Фризман Л. о Пушкине и пушкинистах В кругах литера
Ув. мстинский отшельник! Я выловил в сети (кажется в мюнхенской биб-ке Imwerden) pdf-книгу мемуаров боратыноведа и пушкиниста Леонида Фризмана В кругах литературоведов (2007) и сделал из нее выписки
текстов с сюжетами о Пушкине и пушкинистов, чтоб облегчить твое рытье и не насиловать канал передачи данных:
В начале марта 1962 года я получил письмо от А. Т. Твардовского. Этому предшествовало его выступление на торжественном заседании в Большом театре со «Словом о Пушкине», где он, в частности, сказал: «Разве ограничивается идейно-художественное содержание и значение одного из самых известных произведений политической лирики Пушкина “Клеветникам России” тем, что непосредственный повод его — Польское восстание 1830–1831 годов?» 1 . Эти слова задели меня за живое.
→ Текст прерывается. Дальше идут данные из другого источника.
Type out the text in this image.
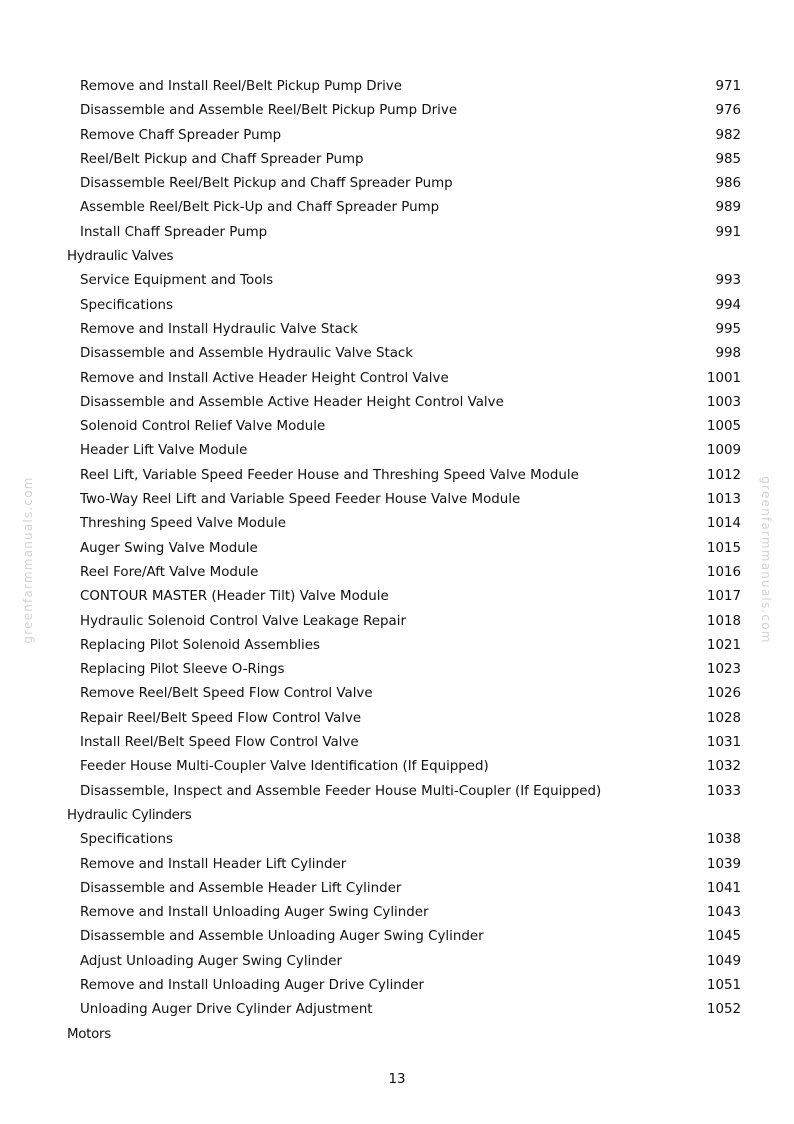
greenfarmmanuals.com	greenfarmmanuals.com
Remove and Install Reel/Belt Pickup Pump Drive	971
Disassemble and Assemble Reel/Belt Pickup Pump Drive	976
Remove Chaff Spreader Pump	982
Reel/Belt Pickup and Chaff Spreader Pump	985
Disassemble Reel/Belt Pickup and Chaff Spreader Pump	986
Assemble Reel/Belt Pick-Up and Chaff Spreader Pump	989
Install Chaff Spreader Pump	991
Hydraulic Valves
Service Equipment and Tools	993
Specifications	994
Remove and Install Hydraulic Valve Stack	995
Disassemble and Assemble Hydraulic Valve Stack	998
Remove and Install Active Header Height Control Valve	1001
Disassemble and Assemble Active Header Height Control Valve	1003
Solenoid Control Relief Valve Module	1005
Header Lift Valve Module	1009
Reel Lift, Variable Speed Feeder House and Threshing Speed Valve Module	1012
Two-Way Reel Lift and Variable Speed Feeder House Valve Module	1013
Threshing Speed Valve Module	1014
Auger Swing Valve Module	1015
Reel Fore/Aft Valve Module	1016
CONTOUR MASTER (Header Tilt) Valve Module	1017
Hydraulic Solenoid Control Valve Leakage Repair	1018
Replacing Pilot Solenoid Assemblies	1021
Replacing Pilot Sleeve O-Rings	1023
Remove Reel/Belt Speed Flow Control Valve	1026
Repair Reel/Belt Speed Flow Control Valve	1028
Install Reel/Belt Speed Flow Control Valve	1031
Feeder House Multi-Coupler Valve Identification (If Equipped)	1032
Disassemble, Inspect and Assemble Feeder House Multi-Coupler (If Equipped)	1033
Hydraulic Cylinders
Specifications	1038
Remove and Install Header Lift Cylinder	1039
Disassemble and Assemble Header Lift Cylinder	1041
Remove and Install Unloading Auger Swing Cylinder	1043
Disassemble and Assemble Unloading Auger Swing Cylinder	1045
Adjust Unloading Auger Swing Cylinder	1049
Remove and Install Unloading Auger Drive Cylinder	1051
Unloading Auger Drive Cylinder Adjustment	1052
Motors
13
Я давно был убежден, что стихи «Клеветникам России» и «Бородинская годовщина» толкуются у нас искаженно и предвзято, что мы боимся «обидеть» Пушкина, вскрыв их конкретно-исторический смысл и звучание, которое они имели в свое время. И вот Твардовский отделяет идейно-художественное содержание и значение этих стихов от их непосредственного повода! Может быть, это открывает возможность сказать правду о нем, о поводе?
Я написал тогда статью на крамольную тему «Пушкин и Польское восстание 1830–1831 гг.», где пересматривался господствующий в советское время взгляд на трактовку этих событий в стихах
«Клеветникам России» и «Бородинская годовщина». Опубликовать ее в тех условиях не решился никто (она увидела свет через тридцать лет после своего создания в пору так называемой гласности)
Как-то в застольной беседе я передал ему слова Г. М. Фридлендера, что сотрудники Пушкинского Дома делятся на две категории: старые зубры и молодые карьеристы. Реакция Вадима (Вацуро) была мгновенной: «Он забыл третью категорию — старые карьеристы». В другом разговоре я поделился с ним своим мнением о непорядочном, на мой взгляд, поведении В. С. Непомнящего. Тот же беспощадный
взгляд — и выстрел: «Это он непомнящий. А мы кое-что помним».
Как правило, у крупных литературоведов, тех, кого мы считаем классиками науки, в центре внимания бывает великий писатель, главный предмет научных пристрастий. У Б. В. Томашевского это Пушкин, у Г. А. Гуковского тоже Пушкин, к которому перед самой смертью добавился Гоголь, у Б. М. Эйхенбаума через всю творческую биографию проходят Лермонтов и Лев Толстой, И. Л. Волгин посвятил свою жизнь Достоевскому… Перечень можно продолжить. Вацуро писал и о Пушкине, и о Лермонтове (да еще как!),
но его всегда тянуло к писателям безвестным, к фигурам второго и третьего ряда.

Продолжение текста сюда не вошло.